Worked with a partner on a clickable graphical representation of the board game, Deadwood. We were given XML files which we parsed to obtain all illustrations needed for the game. Using JavaFX, we practiced MVC architectural skills, Object Oriented Design and Programming, Class inheritence understanding, Interface knowledge, and game concepts. This was a pain of a project with tight deadlines and workload I had with that class alone. It was my first taste of strict time management which helped me tremendously through the rest of my college career.

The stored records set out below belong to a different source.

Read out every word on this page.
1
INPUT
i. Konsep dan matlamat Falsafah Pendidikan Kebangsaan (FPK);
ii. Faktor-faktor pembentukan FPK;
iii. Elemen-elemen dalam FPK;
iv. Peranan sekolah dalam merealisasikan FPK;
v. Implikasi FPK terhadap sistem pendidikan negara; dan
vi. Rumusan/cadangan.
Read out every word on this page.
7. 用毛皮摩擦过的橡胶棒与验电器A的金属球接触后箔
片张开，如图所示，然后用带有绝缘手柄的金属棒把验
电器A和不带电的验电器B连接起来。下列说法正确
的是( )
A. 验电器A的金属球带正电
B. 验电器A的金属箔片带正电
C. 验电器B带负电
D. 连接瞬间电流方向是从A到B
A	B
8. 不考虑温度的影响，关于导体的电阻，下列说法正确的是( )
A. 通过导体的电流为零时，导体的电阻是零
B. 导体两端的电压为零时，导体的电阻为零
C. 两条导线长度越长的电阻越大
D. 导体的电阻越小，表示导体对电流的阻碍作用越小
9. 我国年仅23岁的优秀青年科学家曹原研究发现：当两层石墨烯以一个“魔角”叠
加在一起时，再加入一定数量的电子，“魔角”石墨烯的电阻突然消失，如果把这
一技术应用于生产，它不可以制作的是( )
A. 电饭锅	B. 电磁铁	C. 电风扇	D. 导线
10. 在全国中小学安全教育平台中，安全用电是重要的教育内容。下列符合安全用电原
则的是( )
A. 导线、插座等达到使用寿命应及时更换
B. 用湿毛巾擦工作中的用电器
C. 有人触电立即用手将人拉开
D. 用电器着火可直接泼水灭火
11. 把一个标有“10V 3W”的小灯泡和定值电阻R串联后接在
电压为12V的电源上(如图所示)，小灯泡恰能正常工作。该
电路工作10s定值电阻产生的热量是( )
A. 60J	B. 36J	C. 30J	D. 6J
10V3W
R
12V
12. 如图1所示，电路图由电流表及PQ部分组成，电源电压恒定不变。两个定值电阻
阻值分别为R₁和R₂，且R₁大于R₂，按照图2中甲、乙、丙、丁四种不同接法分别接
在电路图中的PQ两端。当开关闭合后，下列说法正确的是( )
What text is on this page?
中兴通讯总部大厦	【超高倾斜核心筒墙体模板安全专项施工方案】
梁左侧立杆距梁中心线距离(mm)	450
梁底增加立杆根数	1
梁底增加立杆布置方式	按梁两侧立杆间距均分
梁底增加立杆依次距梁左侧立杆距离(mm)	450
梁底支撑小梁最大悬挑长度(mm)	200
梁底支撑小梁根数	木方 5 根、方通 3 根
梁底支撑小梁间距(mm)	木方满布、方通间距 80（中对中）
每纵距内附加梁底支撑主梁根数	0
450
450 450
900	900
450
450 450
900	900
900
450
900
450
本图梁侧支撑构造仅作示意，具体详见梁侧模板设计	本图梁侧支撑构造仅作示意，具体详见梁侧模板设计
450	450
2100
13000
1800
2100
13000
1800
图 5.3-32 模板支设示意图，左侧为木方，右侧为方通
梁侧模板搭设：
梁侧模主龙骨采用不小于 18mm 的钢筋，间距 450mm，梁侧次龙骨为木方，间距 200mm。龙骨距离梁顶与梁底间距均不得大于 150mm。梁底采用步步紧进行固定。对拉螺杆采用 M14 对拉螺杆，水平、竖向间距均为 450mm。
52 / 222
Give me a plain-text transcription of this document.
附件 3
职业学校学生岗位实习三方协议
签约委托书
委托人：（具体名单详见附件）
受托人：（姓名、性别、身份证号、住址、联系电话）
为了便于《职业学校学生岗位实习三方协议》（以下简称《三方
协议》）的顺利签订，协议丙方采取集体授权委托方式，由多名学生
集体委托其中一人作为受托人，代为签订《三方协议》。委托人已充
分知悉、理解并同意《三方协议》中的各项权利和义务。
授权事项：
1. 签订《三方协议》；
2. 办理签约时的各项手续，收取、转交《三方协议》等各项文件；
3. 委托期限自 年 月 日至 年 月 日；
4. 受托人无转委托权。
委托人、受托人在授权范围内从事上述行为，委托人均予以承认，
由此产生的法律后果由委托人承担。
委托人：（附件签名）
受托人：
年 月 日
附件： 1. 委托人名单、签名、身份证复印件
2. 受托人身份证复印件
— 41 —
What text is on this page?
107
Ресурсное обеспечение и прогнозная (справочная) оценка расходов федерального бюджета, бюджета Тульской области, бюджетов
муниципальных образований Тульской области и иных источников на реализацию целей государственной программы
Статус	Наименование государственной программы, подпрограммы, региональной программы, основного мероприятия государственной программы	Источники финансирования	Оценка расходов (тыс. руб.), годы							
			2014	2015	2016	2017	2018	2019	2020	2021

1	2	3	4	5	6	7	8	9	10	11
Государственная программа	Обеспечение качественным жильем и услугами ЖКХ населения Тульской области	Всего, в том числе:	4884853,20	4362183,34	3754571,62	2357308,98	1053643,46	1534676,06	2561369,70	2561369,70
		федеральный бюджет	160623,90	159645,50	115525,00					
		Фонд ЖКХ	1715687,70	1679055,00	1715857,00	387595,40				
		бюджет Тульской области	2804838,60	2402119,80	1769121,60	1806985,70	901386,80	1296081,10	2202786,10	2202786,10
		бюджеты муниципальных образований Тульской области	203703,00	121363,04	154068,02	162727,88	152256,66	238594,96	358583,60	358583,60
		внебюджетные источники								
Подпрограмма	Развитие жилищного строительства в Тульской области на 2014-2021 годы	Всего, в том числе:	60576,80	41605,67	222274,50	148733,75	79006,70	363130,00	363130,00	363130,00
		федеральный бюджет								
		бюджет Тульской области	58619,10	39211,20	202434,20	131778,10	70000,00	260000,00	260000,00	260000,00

Tools used: Java, XML, UML Class Diagrams, JavaFX, MVC Architecture, Use Cases

April 2020 - June 2020


Implemented a microshell in C that is capable of processing common shell commands like cd, ls, piping, signal interrupts, and expanding environmental variables. This was my first time programming in C so this project helped me learn a lot about how pointers worked, argument parsing, buffer overflow, parent and child processes, structs, Makefiles, and segmentation faults. It also gave me the opportunity to apply my knowledge of state machines a great deal and was a pivotal turning point in the way I analyzed and solved a problem before putting it into code.

Tools used: C, State Machines, GDB

January 2020 - March 2020


Programming Languages & Tools

Web Development

  • JavaScript
  • JSX
  • PHP
  • SQL

Programming Languages

  • Python
  • Java
  • C


  • React.js
  • Node.js
  • Express.js
  • Tensorflow
  • WanDB

Other technologies/tools

  • Android Studio
  • Docker
  • Kubernetes
  • Git
  • Bash
  • MySQL
  • SQLite
  • Joomla
  • CICD
  • Microsoft Office
  • VS Code
  • LaTeX


Western Washington University

Bachelor of Science - Computer Science
Whiteboard Coders Club, Intramural Football

GPA: 3.11

September 2017 - December 2021

Skyview High School

AP Student
National Honors Society, GEAR UP, Football, Track and Field, APX, Make-A-Wish Foundation

GPA: 3.81

August 2013 - June 2017


I love the outdoors! While outside, I'm usually snowboarding, hiking, or taking pictures of nature stuff. During the warmer seasons, I like camping out with frineds, climbing mountains, or cruising around on a longboard. When forced indoors because of the nasty elements of the PNW, you can find me practicing my chef and guitar skills, and most importantly, the latest technological advancements in the front-end world of web development.